Families overcome with emotion at groundbreaking for Air India memorial
TORONTO (CP) - Mothers, fathers, children and grandparents who lost loved ones in the 1985 Air India bombing wept openly and embraced one another Friday as ground was broken along the shores of Lake Ontario for a memorial to be completed next year.
Twenty-one years to the day after the bombing, the ceremony marked the beginning of construction on a memorial for the 329 victims, including 280 Canadians, who died when Flight 182 was downed by a terrorist bomb on June 23, 1985 near the Irish coast.
Jayashree Thampi, who represents the victims' families, said she hopes the memorial, along with others planned in Montreal and Vancouver, will allow "all Canadians . . .to visit and reflect and remember all the innocent people who lost life in this terrible tragedy."
Shanta Persaud, a friend of Thampi and other victims' family members, said she has been inspired by her friend's unfailing courage to continue to raise awareness about the tragedy.
"It made me realize that you can't give up . . .you need to go forward," she said in a trembling voice after the ceremony.
The west Toronto memorial, near the shores of Lake Ontario, is the first of its kind in Canada for the Air India bombing victims, although there are commemorative plaques in Ottawa and at the Ontario legislature in Toronto.
The memorial - a sundial at the foot of a wall bearing the names of the victims - is based on a similar structure in Ahakista, Ireland, and is expected to take a year to complete.
All levels of government were involved, and their support made working on the project "extremely satisfying and comforting," said Thampi, who lost her husband and daughter in the attack.
Although it took more than two decades for someone to decide to build a memorial, Thampi said the governments worked quickly on the project once it was underway.
In March of last year, Ripudaman Singh Malik and Ajaib Singh Bagri - accused of plotting to blow up the airliner - were acquitted in the deaths of all 329 passengers aboard, a tragedy widely acknowledged as Canada's worst mass murder.
The acquittals brought sympathy and support from a country which didn't identify the Air India crash as a terrorist attack at the time, said Nelson Wiseman, a political science professor at the University of Toronto,
At the time of the bombing, then Prime Minister Brian Mulroney "was relating (to the victims) as if they weren't Canadian," Wiseman said - another possible reason why it was only in recent years that family members began speaking out about their losses.
Peter Van Loan, parliamentary secretary to Foreign Affairs Minister Peter Mackay, was at Friday's ceremony on behalf of the federal government. He said the initial focus was on getting justice for the victims.

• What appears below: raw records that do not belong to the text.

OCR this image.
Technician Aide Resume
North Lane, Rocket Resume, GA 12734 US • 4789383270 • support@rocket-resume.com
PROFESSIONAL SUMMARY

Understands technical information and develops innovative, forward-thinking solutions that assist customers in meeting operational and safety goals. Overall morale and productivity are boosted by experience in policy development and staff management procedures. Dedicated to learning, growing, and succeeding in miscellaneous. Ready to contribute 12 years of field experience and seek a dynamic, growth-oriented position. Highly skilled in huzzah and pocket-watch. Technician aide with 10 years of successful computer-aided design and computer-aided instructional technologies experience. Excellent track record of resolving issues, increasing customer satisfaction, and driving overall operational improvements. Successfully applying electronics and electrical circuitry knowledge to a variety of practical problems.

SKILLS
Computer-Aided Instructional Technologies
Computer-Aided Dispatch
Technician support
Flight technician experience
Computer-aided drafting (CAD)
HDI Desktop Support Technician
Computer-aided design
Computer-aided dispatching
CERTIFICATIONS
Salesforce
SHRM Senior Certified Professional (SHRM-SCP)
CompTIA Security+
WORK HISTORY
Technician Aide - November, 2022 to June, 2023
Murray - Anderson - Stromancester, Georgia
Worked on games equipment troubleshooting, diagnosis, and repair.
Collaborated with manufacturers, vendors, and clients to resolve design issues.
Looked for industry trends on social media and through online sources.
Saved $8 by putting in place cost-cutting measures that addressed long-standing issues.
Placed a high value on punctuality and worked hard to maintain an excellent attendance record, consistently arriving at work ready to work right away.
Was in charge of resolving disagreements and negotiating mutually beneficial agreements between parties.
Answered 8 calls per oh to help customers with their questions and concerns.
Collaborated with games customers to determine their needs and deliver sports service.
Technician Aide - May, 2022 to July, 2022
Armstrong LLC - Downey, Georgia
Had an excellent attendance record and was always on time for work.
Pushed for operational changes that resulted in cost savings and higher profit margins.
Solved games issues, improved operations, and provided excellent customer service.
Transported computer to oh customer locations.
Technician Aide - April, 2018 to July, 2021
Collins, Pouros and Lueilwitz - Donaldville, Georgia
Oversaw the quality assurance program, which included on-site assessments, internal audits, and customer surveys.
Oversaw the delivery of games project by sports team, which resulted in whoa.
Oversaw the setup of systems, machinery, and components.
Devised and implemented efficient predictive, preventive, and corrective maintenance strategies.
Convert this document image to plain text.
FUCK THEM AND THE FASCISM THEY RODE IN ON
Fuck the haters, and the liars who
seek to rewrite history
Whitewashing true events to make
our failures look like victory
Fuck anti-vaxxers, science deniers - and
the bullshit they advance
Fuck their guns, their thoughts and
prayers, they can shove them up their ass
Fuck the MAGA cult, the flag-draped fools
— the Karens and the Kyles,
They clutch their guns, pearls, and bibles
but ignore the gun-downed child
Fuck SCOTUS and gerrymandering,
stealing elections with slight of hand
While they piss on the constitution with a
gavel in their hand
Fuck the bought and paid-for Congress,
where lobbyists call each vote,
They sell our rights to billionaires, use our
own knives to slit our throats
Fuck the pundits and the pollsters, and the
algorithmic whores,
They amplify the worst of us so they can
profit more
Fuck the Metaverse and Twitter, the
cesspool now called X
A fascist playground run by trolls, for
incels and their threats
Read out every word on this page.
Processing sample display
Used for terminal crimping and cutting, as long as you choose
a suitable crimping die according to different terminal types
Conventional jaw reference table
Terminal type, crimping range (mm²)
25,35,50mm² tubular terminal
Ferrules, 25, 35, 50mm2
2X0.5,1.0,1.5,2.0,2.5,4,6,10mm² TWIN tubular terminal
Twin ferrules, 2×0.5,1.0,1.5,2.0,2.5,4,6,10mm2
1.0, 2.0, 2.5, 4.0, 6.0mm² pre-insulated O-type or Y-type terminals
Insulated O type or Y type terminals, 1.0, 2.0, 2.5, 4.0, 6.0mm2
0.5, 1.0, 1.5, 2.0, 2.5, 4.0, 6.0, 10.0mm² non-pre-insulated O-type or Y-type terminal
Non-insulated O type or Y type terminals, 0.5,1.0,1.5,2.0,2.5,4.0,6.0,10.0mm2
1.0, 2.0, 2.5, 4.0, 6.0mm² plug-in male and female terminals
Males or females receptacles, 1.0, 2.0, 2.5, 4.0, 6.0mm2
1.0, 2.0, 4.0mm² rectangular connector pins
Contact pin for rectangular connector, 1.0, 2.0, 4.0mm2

"Now we're into a different kind of process of the families remembering . . .and trying to if not bring people to justice, at least come up with better answers for what happened," Van Loan said.
The ceremony comes on the heels of the formal start of a judicial inquiry into the bombing, which began Wednesday, and is expected to take a year to complete.
Wiseman said the inquiry couldn't happen until the criminal trials, which ended last year, were over - as well, the inquiry would have dealt "with the fumbling and stumbling of the RCMP and CSIS," he said.
"It's happening now... simply because (Prime Minister Stephen Harper) promised it during an election as a way to get votes."
Friday was also marked by Prime Minister Stephen Harper as a national day to remember the victims of terrorism.
"On this day, we pause to remember those whose lives were cruelly and needlessly lost to acts of terror, both here in Canada and around the world," Harper said in a statement.